Case-insensitive operations are sometimes said to fold case, from the idea of folding the character code table so that upper- and lowercase letters coincide.

==In filesystems==
In filesystems in Unix-like systems, filenames are usually case-sensitive (there can be separate readme.txt and Readme.txt files in the same directory). MacOS is somewhat unusual in that, by default, it uses HFS+ and APFS in a case-insensitive (so that there cannot be a readme.txt and a Readme.txt in the same directory) but case-preserving mode (so that a file created as readme.txt is shown as readme.txt and a file created as Readme.txt is shown as Readme.txt) by default. This causes some issues for developers and power users, because most file systems in other Unix-like environments are case-sensitive, and, for example, a source code tree for software for Unix-like systems might have both a file named Makefile and a file named makefile in the same directory. In addition, some Mac Installers assume case insensitivity and fail on case-sensitive file systems.

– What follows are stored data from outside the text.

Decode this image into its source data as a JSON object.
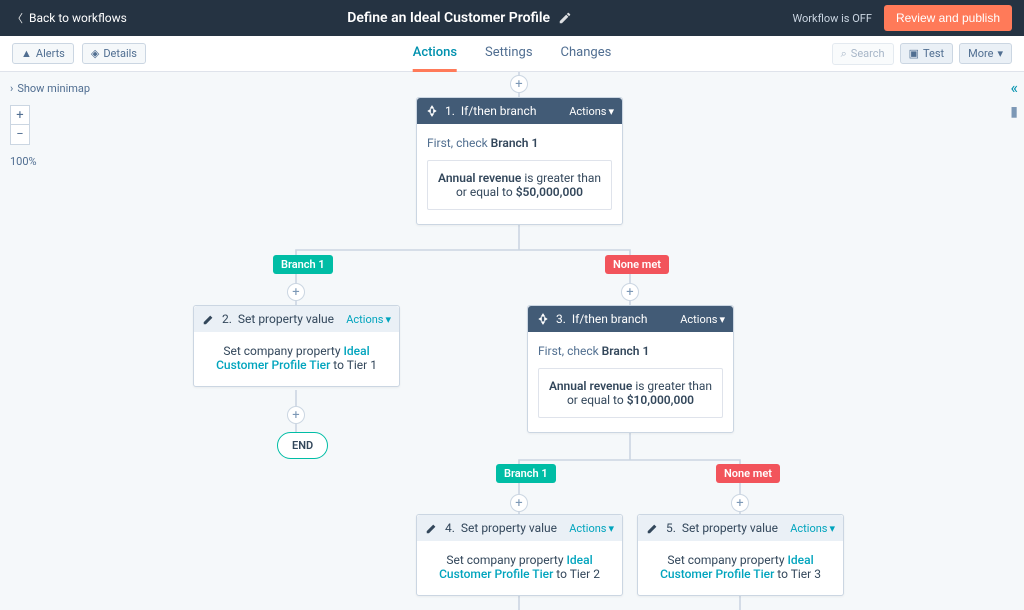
{
  "header": {
    "back_label": "Back to workflows",
    "title": "Define an Ideal Customer Profile",
    "status": "Workflow is OFF",
    "primary_button": "Review and publish"
  },
  "subnav": {
    "left": {
      "alerts": "Alerts",
      "details": "Details"
    },
    "tabs": [
      "Actions",
      "Settings",
      "Changes"
    ],
    "right": {
      "search": "Search",
      "test": "Test",
      "more": "More"
    }
  },
  "canvas": {
    "minimap_label": "Show minimap",
    "zoom_label": "100%"
  },
  "badges": {
    "branch1_a": "Branch 1",
    "nonemet_a": "None met",
    "branch1_b": "Branch 1",
    "nonemet_b": "None met"
  },
  "end_label": "END",
  "nodes": {
    "n1": {
      "title_num": "1.",
      "title": "If/then branch",
      "actions": "Actions",
      "body_prefix": "First, check ",
      "body_branch": "Branch 1",
      "rule_field": "Annual revenue",
      "rule_mid": " is greater than or equal to ",
      "rule_value": "$50,000,000"
    },
    "n2": {
      "title_num": "2.",
      "title": "Set property value",
      "actions": "Actions",
      "body_pre": "Set company property ",
      "body_link": "Ideal Customer Profile Tier",
      "body_mid": " to ",
      "body_val": "Tier 1"
    },
    "n3": {
      "title_num": "3.",
      "title": "If/then branch",
      "actions": "Actions",
      "body_prefix": "First, check ",
      "body_branch": "Branch 1",
      "rule_field": "Annual revenue",
      "rule_mid": " is greater than or equal to ",
      "rule_value": "$10,000,000"
    },
    "n4": {
      "title_num": "4.",
      "title": "Set property value",
      "actions": "Actions",
      "body_pre": "Set company property ",
      "body_link": "Ideal Customer Profile Tier",
      "body_mid": " to ",
      "body_val": "Tier 2"
    },
    "n5": {
      "title_num": "5.",
      "title": "Set property value",
      "actions": "Actions",
      "body_pre": "Set company property ",
      "body_link": "Ideal Customer Profile Tier",
      "body_mid": " to ",
      "body_val": "Tier 3"
    }
  }
}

The older MS-DOS filesystems FAT12 and FAT16 were case-insensitive and not case-preserving, so that a file whose name is entered as readme.txt or ReadMe.txt is saved as README.TXT. Later, with VFAT in Windows 95 the FAT file systems became case-preserving as an extension of supporting long filenames. Later Windows file systems such as NTFS are internally case-sensitive, and a readme.txt and a Readme.txt can coexist in the same directory. However, for practical purposes filenames behave as case-insensitive as far as users and most software are concerned. This can cause problems for developers or software coming from Unix-like environments, similar to the problems with macOS case-insensitive file systems.